Samuel L. Hudson lo tenía decidido.
Iría aquella tarde a recogerla a la salida del High Stone Institute. Le acababan de entregar su flamante Maserati, último modelo, con el que podría llegar hasta el mismísimo cielo.
Sabía que le causaría una enorme sorpresa, y pensó que en el momento que viese su auto le disiparía cualquier duda de su cabeza. Los niños estaban de excursión con el colegio y no volverían hasta final de semana. Limpió el vaso del desayuno, y terminó de hacer la colada. Se metió en su despacho, abrió con determinación el cajón del buró y firmó unos documentos. Los metió en un sobre, lo cerró cuidadosamente y lo dejó apoyado sobre la Tiffany de la entrada.
El sol brillaba mortecino sobre la vaya de la casa, metió a su leal perro Jackson, en esos momentos su mejor compañero, y echó las tres llaves a la cancela. La tarde empezaba a echarse tenuemente sobre las escarpadas montañas. El valle comenzaba a quedarse en sombras.
Aceleró todo cuanto pudo para llegar puntual a su cita. Era un placer tener entre sus manos toda aquella maquinaria que le respondía en silencio tan sólo a la orden de su zapato. La cara de asombro que pondría su esposa bien valía los doce mil dólares que había pagado.
La encontró bajando las escaleras, charlando amigablemente entre compañeros. No quiso interrumpirla. En el último instante se despedía de un joven besándole fugazmente en los labios. Samuel L. Hudson frunció el ceño, y golpeó con violencia el claxon.  Josephine salió de inmediato de su ensueño y perpleja saludó a su marido.
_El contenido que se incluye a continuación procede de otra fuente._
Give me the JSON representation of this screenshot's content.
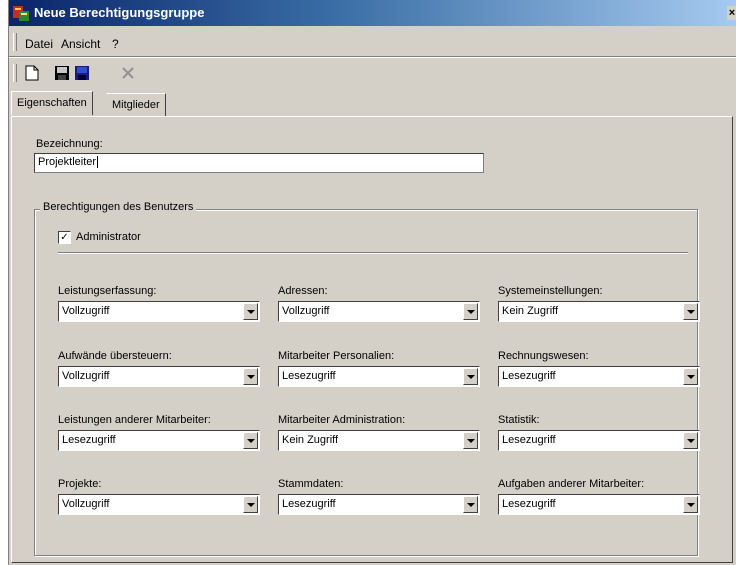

-¿Qué haces aquí?  Preguntó  con  inquietud y ¡de quién es ese armatoste!.
-Sube, quería sorprenderte, te llevaré a casa. Es lo último en maquinaria moderna. Tengo que contarte algunas cosas.
Josephine se subió a regañadientes, entre temor y anhelo. Esperaba desde hacía dos meses una respuesta y quizás habría llegado. Arrancó en silencio. Apretó con todas sus fuerzas el acelerador y de inmediato cogió la West Road camino al rancho.
Las abruptas cumbres desaparecían de inmediato por la ventanilla como lo hace el agua sobre las rocas del desierto.  Los escasos carteles que aparecían a su paso le resultaban ilegibles.
– ¿Entonces lo vas a hacer?.  ¿Al final vas a firmarlos?. Fueron sus primeras palabras. Dice mi abogada que tarde o temprano tendrás que hacerlo. Que es lo mejor para ambos.
Pero…¿Podrías ir más despacio? …Me estás asustando, ¡para, loco, que me bajo! Un silencio penetrante se alojó como único pasajero.  Continuó acelerando, giró bruscamente en la primera curva y el coche saltó volando. 
Ese día Samuel L. Hudson lo tenía decidido.